Friday, April 24, 2009
It was supposed to be a quick and easy campaign. But British military incompetence blew the element of surprise. On April 25, 1915, British allied forces - including a large contingent of Australian and New Zealand units (ANZACs) - landed on the beaches of the Gallipoli Peninsula in Turkey only to encounter waiting Turkish forces dug in on the heights.
The intention had been to quickly knock Turkey out of the war (World War I), thereby rendering Germany vulnerable to invasion from the south. Instead, the allies found themselves on the defensive, clinging to the small bits of land they had gained in the early days of fighting. In one desperate battle, 17,000 ANZACs held off 42,000 Turks.
Several months into the campaign, ANZAC troops spearheaded an offensive to seize the high ground. New Zealand's Wellington Brigade managed to fight its way to the summit of Chunuk Bair, only to be swept off the top by a force led in person by Mustafa Kemal, who would later become known as Ataturk, founder of modern Turkey. Of the 760 ANZACs who made it to the top, 711 became casualties.
The campaign ground down into brutal trench warfare. The troops, exposed to the heat and appallingly unsanitary conditions, were mowed down this time by dysentery. By the end of summer it became apparent that the campaign was a failure, but it took until early January 1916 to organize and complete an evacuation.

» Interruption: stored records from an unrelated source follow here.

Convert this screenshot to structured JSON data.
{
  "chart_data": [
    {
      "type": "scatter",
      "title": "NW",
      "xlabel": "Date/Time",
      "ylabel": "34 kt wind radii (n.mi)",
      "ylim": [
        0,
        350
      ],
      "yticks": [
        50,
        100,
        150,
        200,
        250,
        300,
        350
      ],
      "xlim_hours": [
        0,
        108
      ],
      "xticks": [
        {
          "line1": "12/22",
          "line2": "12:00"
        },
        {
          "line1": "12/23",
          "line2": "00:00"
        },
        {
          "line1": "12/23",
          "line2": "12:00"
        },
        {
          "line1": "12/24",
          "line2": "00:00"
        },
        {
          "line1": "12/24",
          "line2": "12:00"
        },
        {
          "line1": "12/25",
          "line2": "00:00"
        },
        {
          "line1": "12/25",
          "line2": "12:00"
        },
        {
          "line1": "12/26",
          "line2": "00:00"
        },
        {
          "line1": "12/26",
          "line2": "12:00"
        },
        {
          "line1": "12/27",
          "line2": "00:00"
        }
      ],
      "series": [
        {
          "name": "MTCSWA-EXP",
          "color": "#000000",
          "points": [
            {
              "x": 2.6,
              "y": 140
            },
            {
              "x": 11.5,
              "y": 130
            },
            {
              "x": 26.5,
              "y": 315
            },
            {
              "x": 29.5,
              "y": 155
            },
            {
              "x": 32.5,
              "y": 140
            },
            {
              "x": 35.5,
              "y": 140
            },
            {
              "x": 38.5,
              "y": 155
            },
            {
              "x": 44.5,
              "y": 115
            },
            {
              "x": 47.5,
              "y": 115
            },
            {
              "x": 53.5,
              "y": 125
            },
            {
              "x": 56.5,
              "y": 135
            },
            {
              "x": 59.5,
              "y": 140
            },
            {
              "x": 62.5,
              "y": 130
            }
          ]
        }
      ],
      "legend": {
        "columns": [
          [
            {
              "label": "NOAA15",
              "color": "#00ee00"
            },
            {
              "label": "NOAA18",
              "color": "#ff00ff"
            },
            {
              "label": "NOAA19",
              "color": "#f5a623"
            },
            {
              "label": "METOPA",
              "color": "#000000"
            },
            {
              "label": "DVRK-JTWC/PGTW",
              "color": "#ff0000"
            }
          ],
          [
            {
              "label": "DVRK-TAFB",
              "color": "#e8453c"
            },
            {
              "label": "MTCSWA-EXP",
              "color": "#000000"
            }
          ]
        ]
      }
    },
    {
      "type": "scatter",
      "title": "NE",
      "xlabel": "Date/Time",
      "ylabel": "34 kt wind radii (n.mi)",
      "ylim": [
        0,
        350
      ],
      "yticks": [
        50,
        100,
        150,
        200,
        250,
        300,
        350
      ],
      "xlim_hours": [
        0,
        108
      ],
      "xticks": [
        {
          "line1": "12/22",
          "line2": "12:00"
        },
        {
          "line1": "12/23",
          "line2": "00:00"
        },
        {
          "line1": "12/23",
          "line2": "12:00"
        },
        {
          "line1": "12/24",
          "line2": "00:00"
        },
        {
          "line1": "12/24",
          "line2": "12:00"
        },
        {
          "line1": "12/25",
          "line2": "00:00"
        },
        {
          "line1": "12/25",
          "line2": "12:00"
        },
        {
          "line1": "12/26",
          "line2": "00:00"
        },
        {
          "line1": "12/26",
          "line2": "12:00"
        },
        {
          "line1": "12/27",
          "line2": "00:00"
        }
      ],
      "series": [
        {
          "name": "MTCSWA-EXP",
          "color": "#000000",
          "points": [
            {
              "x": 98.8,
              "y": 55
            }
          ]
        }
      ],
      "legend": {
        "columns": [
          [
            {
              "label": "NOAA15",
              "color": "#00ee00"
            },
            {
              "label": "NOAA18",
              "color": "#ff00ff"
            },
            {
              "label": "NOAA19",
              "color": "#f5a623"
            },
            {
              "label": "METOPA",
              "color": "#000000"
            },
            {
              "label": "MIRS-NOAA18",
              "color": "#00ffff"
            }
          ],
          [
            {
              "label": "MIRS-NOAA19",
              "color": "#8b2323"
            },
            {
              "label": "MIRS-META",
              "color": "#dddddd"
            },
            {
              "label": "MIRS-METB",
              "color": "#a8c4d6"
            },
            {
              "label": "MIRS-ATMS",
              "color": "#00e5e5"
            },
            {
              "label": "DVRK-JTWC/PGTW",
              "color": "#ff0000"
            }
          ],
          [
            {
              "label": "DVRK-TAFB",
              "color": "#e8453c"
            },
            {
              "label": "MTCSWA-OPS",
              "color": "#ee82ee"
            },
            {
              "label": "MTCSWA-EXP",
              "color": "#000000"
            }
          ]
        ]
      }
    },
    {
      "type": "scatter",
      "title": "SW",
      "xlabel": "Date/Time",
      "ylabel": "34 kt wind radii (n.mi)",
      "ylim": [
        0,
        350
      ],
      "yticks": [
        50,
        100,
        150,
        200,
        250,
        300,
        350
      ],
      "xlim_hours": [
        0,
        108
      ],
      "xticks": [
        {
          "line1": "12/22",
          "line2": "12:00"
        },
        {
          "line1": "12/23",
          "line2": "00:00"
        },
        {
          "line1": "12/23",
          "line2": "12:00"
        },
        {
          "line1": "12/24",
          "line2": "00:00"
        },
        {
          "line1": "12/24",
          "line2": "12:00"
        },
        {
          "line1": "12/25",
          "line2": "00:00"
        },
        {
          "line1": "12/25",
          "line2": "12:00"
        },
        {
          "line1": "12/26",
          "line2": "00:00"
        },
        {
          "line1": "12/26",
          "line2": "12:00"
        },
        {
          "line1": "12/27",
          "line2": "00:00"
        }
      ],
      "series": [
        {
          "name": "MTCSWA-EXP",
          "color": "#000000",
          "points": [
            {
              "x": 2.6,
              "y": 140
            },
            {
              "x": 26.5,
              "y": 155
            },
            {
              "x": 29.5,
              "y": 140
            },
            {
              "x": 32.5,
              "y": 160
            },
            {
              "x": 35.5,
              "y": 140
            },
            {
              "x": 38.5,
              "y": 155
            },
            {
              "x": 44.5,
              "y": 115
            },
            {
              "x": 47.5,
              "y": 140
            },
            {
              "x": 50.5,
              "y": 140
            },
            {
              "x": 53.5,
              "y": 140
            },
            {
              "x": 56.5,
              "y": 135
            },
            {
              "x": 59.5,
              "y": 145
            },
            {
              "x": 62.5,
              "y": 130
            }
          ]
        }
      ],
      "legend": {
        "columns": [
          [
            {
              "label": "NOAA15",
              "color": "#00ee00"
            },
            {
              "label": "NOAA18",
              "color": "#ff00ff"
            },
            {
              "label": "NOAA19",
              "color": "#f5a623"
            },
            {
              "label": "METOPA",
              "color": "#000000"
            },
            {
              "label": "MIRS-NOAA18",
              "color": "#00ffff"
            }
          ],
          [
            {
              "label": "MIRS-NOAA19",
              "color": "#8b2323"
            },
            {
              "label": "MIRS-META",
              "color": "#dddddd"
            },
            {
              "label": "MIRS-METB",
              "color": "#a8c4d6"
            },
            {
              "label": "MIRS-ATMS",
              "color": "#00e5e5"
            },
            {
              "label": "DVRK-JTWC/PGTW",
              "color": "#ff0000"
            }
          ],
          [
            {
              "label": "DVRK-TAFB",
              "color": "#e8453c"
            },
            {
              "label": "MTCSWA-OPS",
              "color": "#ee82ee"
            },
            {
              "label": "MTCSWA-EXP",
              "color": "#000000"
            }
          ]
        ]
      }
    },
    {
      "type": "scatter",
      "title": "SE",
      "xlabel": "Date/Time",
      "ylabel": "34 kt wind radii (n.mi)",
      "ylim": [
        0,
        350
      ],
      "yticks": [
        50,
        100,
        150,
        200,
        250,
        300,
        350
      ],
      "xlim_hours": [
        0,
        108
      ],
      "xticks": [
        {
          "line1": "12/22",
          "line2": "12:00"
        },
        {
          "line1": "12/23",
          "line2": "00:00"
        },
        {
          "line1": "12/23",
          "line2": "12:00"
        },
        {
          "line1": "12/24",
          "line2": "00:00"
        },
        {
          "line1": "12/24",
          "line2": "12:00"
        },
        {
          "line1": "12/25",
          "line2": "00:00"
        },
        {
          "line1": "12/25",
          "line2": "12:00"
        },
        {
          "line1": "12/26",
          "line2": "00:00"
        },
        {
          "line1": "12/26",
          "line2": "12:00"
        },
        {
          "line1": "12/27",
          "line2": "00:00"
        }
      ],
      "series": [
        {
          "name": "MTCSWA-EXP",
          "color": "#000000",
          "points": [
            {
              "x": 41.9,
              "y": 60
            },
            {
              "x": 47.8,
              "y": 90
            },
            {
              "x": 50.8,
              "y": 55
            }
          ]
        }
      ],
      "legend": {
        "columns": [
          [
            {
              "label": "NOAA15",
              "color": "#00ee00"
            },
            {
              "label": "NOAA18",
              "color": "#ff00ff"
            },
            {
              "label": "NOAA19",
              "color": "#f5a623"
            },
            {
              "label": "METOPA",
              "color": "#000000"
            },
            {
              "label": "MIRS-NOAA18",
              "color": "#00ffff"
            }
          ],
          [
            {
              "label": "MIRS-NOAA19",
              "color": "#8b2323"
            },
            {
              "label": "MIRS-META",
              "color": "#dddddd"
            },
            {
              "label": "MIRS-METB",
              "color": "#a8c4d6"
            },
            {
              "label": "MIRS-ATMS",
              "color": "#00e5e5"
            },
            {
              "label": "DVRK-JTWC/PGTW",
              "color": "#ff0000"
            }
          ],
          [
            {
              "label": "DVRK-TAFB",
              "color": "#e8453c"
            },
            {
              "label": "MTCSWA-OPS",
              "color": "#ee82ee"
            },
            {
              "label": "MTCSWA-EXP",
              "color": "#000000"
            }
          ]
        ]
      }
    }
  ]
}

More than 10,000 ANZACs lost their lives during the Gallipoli campaign, which ushered in a coming of age for both nations. In the wake of that senseless bloodbath in distant Turkey, men and women in a far-flung corner of the British Empire came to regard themselves as Australians and New Zealanders rather than mere British subjects.
ANZACs also saw service as cannon fodder on the European front, where they suffered more casualties per population than the other forces in the war.
It is dawn in New Zealand right now, one day ahead of the US. New Zealanders of all ages right now are gathered at the war memorials that grace every town there, large and small. Simply counting the names of the dead inscribed into those memorials is a sobering exercise. The ceremony is simple and solemn.
I lived in New Zealand for 11 years, Australia for 5. As well as my US citizenship, I also hold New Zealand citizenship. My daughter was born and raised in New Zealand. She resides in Wellington with her husband, another New Zealander. Any children they may have will be New Zealanders.
The sun is rising in New Zealand right now. A bugler is about to sound Last Post. It is time for two minutes of silence, a quiet remembrance.